Marketing + Communications

The heart and soul of your business

If your business’s daily operations are its skin and bones, keeping you moving forward and standing upright, then your mission and vision are its heart and soul. They keep blood pumping through your veins, keep you alive, and ensure you have the strength and support to achieve everything else you want to.

Without a powerful beating heart, we couldn’t get up and go about our days. We wouldn’t be able to walk, breathe, sweat, feel, or think. We wouldn’t be human. And it’s no different with a business.

Mission and vision

What they are…

Put simply, your vision is what your business hopes to become and your mission is how you’ll get there.

Vision tends to be a more emotive, personal goal that can be kept private within your business. Some organisations choose to share their vision, but plenty of others don’t. An example would be “within five years, this business will achieve…” and then either X amount of turnover, staff, or operating in X amount of countries. You get the gist.

Your vision should be strictly tied to your business plan, playing a big part of your internal communications, decision-making, work culture, and the work you take on.

On the other hand, a company’s mission is a public statement. It might sit front and centre on your website or be used by your staff when networking. It describes your business in a clear, digestible way:

We do [this…] for [these people…] to help them achieve [this benefit] by [these values, this philosophy, etc].

It should accurately reflect your business’s philosophy and resonate with your target audience. In this way, your mission statement is a way to resonate with people.

As humans, at Luma we want to work with businesses that understand their responsibility to leave the world better than they found. People whose heart is in the same place as ours, who understand why this matters.

What they aren’t…

Your mission shouldn’t be a vague claim, consisting of adjectives that could belong to anyone. Words such as ‘innovative’, ‘professional’, and ‘quality’ are overused and struggle to convey any real value or meaning. “Serving clients with excellence and working hard” says something without really saying anything.

A good mission statement forms part of your employees’ every day language. It’s how they describe your company to others and introduce themselves. They won’t want to sound like a self-important automaton when doing so. It’s the heart of your business, so make it human.

Let’s look at two examples:

“to be Earth’s most customer-centric company, where customers can find and discover anything they might want to buy online, and endeavours to offer its customers the lowest possible prices.” – Amazon

“to shape the future of the internet by creating unprecedented value and opportunity for our customers, employees, investors, and ecosystem partners.” – Cisco

Amazon is along the right lines. As customers, we can clearly see the benefit they’re adding to our lives and feel valued by the business. Their statement gives direction to their employees and positions their brand exactly where they want it to be.

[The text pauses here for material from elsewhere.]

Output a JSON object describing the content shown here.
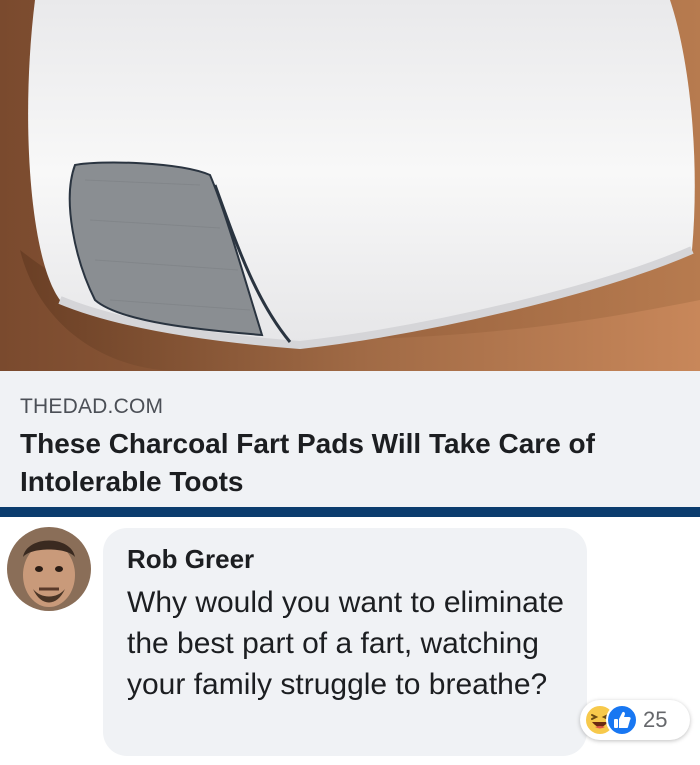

Whereas Cisco is saying they want to add value and opportunity to plenty of people but fail to portray what that value actually is.

Similarly, your vision shouldn’t be an immeasurable goal. “We want to be known as the best in the business”. That’s nice and all, but how exactly are you going to measure that? Your vision needs to be measurable, otherwise, how are you going to identify when it’s been reached?

Finally, both your mission and vision should be in plain, meaningful English. If they’re complicated to read or understand, you’re tripping at the first hurdle.

Why they’re important…

So, every company has one. But do they actually matter? They should.

These statements draw people in and convey your brand in a few words. But they will only deliver value if each member of your team understands their personal role in achieving this larger, collective goal. This is why it’s important to reinforce both your mission and vision wherever possible – on internal documentation, during staff meetings, or in training for example.

Done properly, your mission and vision connect every part of your business and underpin every decision made by every person on your team. In a rapidly changing business environment, these pillars of your identity should remain stable and unchanging.

You might evolve and grow, but your core stays the same. The same beating heart provides the strength and momentum to push you forward.

So look deep within yourself and ask: what do your mission and vision statements say about you?